The View from Jodhpur

A dispatch from northwest India

By / February 2013

More than half a millennium since its construction, the Mehrangarh Fort still dominates Jodhpur, a city of a million in northwest India. The ramparts rises from the sandstone cliffs, a mountain dividing the town from the Thar Desert. The formidable towers of lower gates are potted with indentions from cannonball fire, reminders of the last failed attempts to capture the fort in the 1800’s. The restored citadel within the stone walls sheds light on the past wealth of Jodhpur’s rulers. Marble columns in grand halls support spacious ceilings covered in paintings, gold leafage, and precious gems.

On a trip to Jodhpur last fall, I strolled to the fort’s outer edge and took in the city’s vast expanse. Antique cannons squatted nearby. It was late afternoon and a layer of low clouds had begun to drift over the crenel, bringing with it reprieve from the afternoon swelter. Some call Jodhpur “Sun City.” “Blue City,” others say. As contradictory as they sound, these sobriquets are tightly bound. Jodhpur’s weather is blazing. To temper the heat and ward off mosquitoes, many of the houses are painted indigo blue.

The sugarloaf spires of the Jain temples, the beehive Sikharas of the Hindu temples, and the lighthouse-shaped minarets of the mosques rise above the blue buildings and labyrinthine streets.

I craned my neck out over the walls, making sure my feet stayed touching the parapet, and was surprised to see, dancing over the city, a lone orange kite. I focussed on the string that held it aloft, trying to trace the kite to the hand that guided it. In my search, my eyes were drawn downwards to where four young boys and a dog, like scouts from an ancient army looking for weak points in the fort’s defenses, scampered up boulders at the base of Mehrangarh.

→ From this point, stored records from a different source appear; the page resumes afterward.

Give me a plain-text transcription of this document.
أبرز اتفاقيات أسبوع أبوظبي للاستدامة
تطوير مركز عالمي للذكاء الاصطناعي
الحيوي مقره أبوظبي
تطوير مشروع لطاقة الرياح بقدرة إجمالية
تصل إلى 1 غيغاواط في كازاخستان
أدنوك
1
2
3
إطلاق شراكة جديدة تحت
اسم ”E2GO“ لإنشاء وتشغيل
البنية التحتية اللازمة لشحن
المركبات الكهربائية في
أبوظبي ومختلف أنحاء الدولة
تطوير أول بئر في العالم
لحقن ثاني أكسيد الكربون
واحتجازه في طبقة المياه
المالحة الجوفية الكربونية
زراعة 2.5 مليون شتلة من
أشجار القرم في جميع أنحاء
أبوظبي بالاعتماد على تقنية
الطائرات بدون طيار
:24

On a nearby rooftop, a woman swathed in a colorful sari stood beside two large basins of soap and rinse water. Bending, rising, swaying, she moved the pieces of brightly colored laundry between the basins in an almost dance-like rhythm before clipping them to a clothesline. I kept looking. Who was flying that kite?

Then a second kite appeared, a pink one, flying in a parallel line below the orange kite. I followed them both to a group of boys on a rooftop not far from the base of the fort. The rooftop was a mosaic of blue and white tiles. The boys were laughing through the struggle to keep their kites soaring on the updraft. The kites were light and agile, the boys jaunty, small and yet strong.

The Jodhpur royal family has long since abandoned the Mehrangarh Fort for the swanky Umaid Bhavan Palace two miles away. Mehrangarh’s obsolete defenses offer inadequate protection from modern-day threats, which are met by the Indian Army’s 12th Infantry Division and the 32nd Wing of the Indian Air Force, both stationed at nearby bases.

The fort remains a priceless historical landmark, a requisite for any trek through Rajasthan, if for nothing else than its matchless vistas of Jodhpur. But no matter who you are, in any time, any place, it is always better to fly kites with your friends than peruse the parapets of the past alone.

 

Scott Robertson lives and writes in India.